I agree with the above that working can be our downfall and it does take planning to eat healthy for a 12 hour shift.  I have a tendency to stress eat and if there are donuts and pizza provided and I'm stressed and hungry I would grab that.  Now I make sure I have fruit on hand to crab and snack on while charting or reviewing charts, etc.  It's not my job's responsibility to provide me with healthy food but it's ironic that a health care organization provides such junk.

Also for some people adding too much fiber in the form of fruits, vegetables, grains and beans cause issues like gas and bloating so the "go slow" advice is  good.  Your body eventually will adjust to healthy high fiber eating as the gut microbiome adjusts.

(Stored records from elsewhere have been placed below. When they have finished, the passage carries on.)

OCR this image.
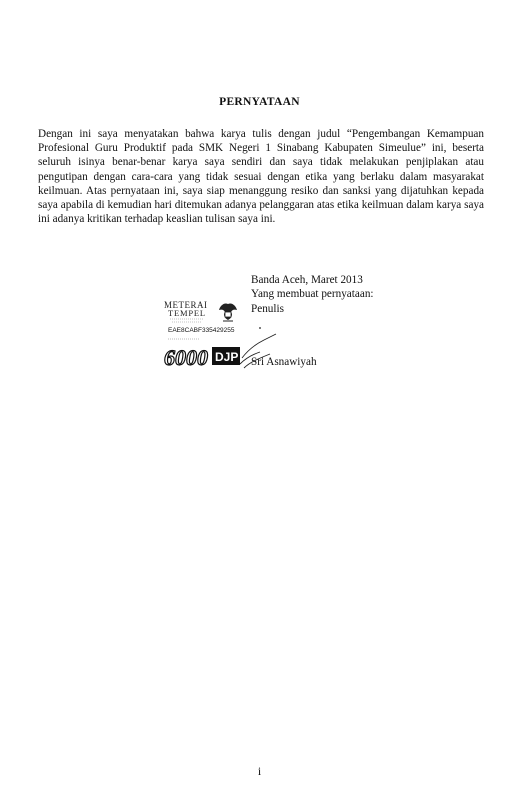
PERNYATAAN

Dengan ini saya menyatakan bahwa karya tulis dengan judul “Pengembangan Kemampuan Profesional Guru Produktif pada SMK Negeri 1 Sinabang Kabupaten Simeulue” ini, beserta seluruh isinya benar-benar karya saya sendiri dan saya tidak melakukan penjiplakan atau pengutipan dengan cara-cara yang tidak sesuai dengan etika yang berlaku dalam masyarakat keilmuan. Atas pernyataan ini, saya siap menanggung resiko dan sanksi yang dijatuhkan kepada saya apabila di kemudian hari ditemukan adanya pelanggaran atas etika keilmuan dalam karya saya ini adanya kritikan terhadap keaslian tulisan saya ini.

Banda Aceh, Maret 2013
Yang membuat pernyataan:
Penulis
METERAI
TEMPEL
EAE8CABF335429255
6000 DJP Sri Asnawiyah
i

Not to nitpick but water doesn't detoxify the body, the kidneys do this but need adequate fluid to do their job.

I think the idea of eating fruit on an empty stomach is a myth and I don't bother with that and have some fruit in the morning along with breakfast.  But do what works for you.

Great advice!

fishguy909

fishguy909

9 Posts

I like your article but I think your sources could use some work. Eating fruits on an empty stomach is better according to who???? For example.

 

In my own experience changing my diet has helped a lot. I cut out all added sugars. I aim for 0 added sugar every day. The only sugar I get is from fruit. I also cut my sodium down to around 1500mg a day. Sometimes I get more but I shoot for 1500 a day. I’ve never felt better 

hppygr8ful, ASN, RN, EMT-I

Specializes in Psych, Addictions, SOL (Student of Life). Has 20 years experience. 4 Articles; 4,516 Posts

On 7/13/2022 at 2:37 AM, Tweety said:

 

Not to nitpick but water doesn't detoxify the body, the kidneys do this but need adequate fluid to do their job.

 

I think the idea of eating fruit on an empty stomach is a myth and I don't bother with that and have some fruit in the morning along with breakfast.  But do what works for you.

Good pointds to consider. 

Proper hydration is a must but each individuals needs may vary due to over-all health, exercise and organ function. The formula given would leave me thirsty at my current weight. I generally shoot for around a gallon per 24 hour period. 

Eating fruit on an empty stomach is a myth. Even the source cited by the OP states it is a myth that has made it onto several fad diet pages. In a brief search I could find no reputable peer reviewed studies to suggest this is true. In fact for some persons eating fruits on an empty stomach can cause elevated excursions of blood sugar which are rarely dangerous unless one is a diabetic like me. In fact my endocrinolgist wants me to eat a variety of fruits and vegetables along with fat (10% of total intake), 30% protien and 39% carb in every meal). He also told me that I should not be afraid of sugar which is far less damaging that artificial sweeteners.

The article suggest in a off-hand way that gluten should be eliminated avoided. The truth is that the only people who should avoid/eliminate gluten are people with celiac disease or gluten intolerance. A physical exam and blood tests are required for accurate diagnosis. 

Things like moderate sugar, fat, and yes gluten add to foods texture and "Mouth feel" which helps to trigger the satiety centers of the brain so that one does not feel hungry but does feel satisfied.  

In addition to diabetes, I also have inflammatory bowel disease and fibromyalgia/Chronic pain and have been working with a healthcare team which includes specialists in nutrition, endocrin, gastroenterology and pain management as well as my PCP.

Sometimes very basic and simple charges are all that is needed to kick off healthy weight loss which should be about a pound a week.

It should be added that people who have a significant amount of weight to lose should always consult with their primary care provider to the cause of the weight gain as well as the healthiest way to go about it.